Background Hematopoietic stem cells (HSCs) sustain lifelong blood and immune cell supply through their ability to self-renew and generate diverse cell lineages, beginning with the HSCs and progressing through multipotent progenitors (MPPs) and increasingly lineage-restricted intermediates. These transitions remain incompletely understood, particularly the mechanism involved in lineage priming and the timing within a spectrum of MPPs. IKAROS (Ikzf1), a zinc-finger DNA binding factor, is first expressed in the HSC and increases with lymphoid lineage specification. IKAROS proteins interact with chromatin remodeling complexes during lymphoid lineage differentiation, yet their precise role at the onset of hematopoiesis is not defined. We investigated whether IKAROS alters chromatin structure and organization in the nuclear space and how it influences lineage potentials of the earliest progenitors.

Methods With IKAROS-knockout and wild-type mice, we used fluorescence-activated cell sorting (FACS) to obtain early progenitor subsets from the bone marrow, including the long- and short-term HSCs, MPPs (from LSK: lineage-/loSca1+c-Kit+), and erythro-myeloid restricted precursors (from LK: lineage-/loSca1+c-Kit-). We performed single-cell RNA sequencing (scRNAseq), single-cell Multiome (scRNAseq and scATACseq/Assay for Transposase-Accessible Chromatin), and Hi-C assays to assess gene expression, chromatin accessibility at regulatory sites (e.g. enhancers and promoters), and 3D genome organization, respectively. Novel bioinformatic approaches were developed to integrate transcriptomic and epigenetic data.

Results In IKAROS-deficient LSK populations, lymphoid-primed progenitors (CD150-CD48+Flt3+IL7R+) were markedly reduced, while myeloid-primed subsets (CD150-CD48+CD16/32+) were increased. Meanwhile, heterozygous deletions demonstrated haploinsufficiency with similar but milder effects, providing a working model for IKAROS as a molecular regulator for hemo-lymphopoiesis.

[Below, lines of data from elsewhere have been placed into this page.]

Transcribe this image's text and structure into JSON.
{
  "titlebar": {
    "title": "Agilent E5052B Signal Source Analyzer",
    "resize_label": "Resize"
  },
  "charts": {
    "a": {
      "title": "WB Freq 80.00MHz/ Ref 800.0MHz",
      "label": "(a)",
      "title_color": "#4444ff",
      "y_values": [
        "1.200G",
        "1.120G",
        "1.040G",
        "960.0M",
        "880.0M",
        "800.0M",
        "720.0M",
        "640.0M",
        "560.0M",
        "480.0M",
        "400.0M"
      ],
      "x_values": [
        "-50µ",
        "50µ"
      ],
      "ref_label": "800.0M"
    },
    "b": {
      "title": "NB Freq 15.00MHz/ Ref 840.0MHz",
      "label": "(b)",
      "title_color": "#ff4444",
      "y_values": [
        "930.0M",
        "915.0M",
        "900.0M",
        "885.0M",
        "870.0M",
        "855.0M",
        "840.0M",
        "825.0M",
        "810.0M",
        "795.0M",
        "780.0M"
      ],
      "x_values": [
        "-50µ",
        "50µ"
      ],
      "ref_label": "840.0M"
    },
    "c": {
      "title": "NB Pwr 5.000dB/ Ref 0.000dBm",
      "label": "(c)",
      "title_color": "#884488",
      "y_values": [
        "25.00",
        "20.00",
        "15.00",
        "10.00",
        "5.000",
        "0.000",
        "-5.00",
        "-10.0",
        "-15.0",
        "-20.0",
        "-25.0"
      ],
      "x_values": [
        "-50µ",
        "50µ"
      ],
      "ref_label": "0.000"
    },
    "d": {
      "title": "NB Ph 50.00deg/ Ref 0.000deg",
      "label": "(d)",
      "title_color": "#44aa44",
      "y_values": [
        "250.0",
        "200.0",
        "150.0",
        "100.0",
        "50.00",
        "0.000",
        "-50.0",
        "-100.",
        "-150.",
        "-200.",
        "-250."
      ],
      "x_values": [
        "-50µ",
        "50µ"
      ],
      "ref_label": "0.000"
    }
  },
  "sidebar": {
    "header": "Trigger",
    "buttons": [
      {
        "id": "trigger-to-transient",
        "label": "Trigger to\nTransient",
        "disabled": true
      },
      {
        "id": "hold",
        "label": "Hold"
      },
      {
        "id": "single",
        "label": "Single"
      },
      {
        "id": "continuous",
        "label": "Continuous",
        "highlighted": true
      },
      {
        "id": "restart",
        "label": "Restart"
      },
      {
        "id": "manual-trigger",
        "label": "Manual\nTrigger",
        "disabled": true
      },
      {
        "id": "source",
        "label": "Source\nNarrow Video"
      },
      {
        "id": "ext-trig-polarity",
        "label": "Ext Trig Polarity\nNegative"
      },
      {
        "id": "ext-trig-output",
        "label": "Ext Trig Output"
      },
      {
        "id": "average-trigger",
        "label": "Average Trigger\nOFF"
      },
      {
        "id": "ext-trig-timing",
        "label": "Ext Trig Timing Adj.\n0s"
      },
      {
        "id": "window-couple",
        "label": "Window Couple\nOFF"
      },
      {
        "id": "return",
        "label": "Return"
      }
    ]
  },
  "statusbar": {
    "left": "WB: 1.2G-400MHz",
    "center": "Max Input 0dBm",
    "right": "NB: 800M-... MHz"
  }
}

With our scMultiome and scRNAseq datasets, integration of MPPs based solely on scATACseq data yielded clearer cell type segregation than scRNAseq or integrated analyses (scRNAseq and scATACseq), reflecting a greater significance of chromatin accessibility over gene expression at this cell stage. Loss of IKAROS led to decreased accessibility at lymphoid-associated transcription factor binding sites and increased accessibility at myeloid sites, suggesting a shift in lineage potential driven by chromatin-level regulation and potential antagonism with myeloid programs. Ongoing 3C (Hi-C) studies examine the influence of IKAROS on lineage-specific 3D organization that appears to precede lineage restrictions.

Conclusion Our study shows that IKAROS, a key regulator of early hemo-lymphopoiesis, is required for chromatin access at lineage-specific regulatory sites and three-dimensional genome organization. These findings highlight the importance of epigenetic mechanisms in governing early blood cell fates and suggest a new model of blood cell differentiation through lineage-specific epigenetic programs operating prior to lineage specification.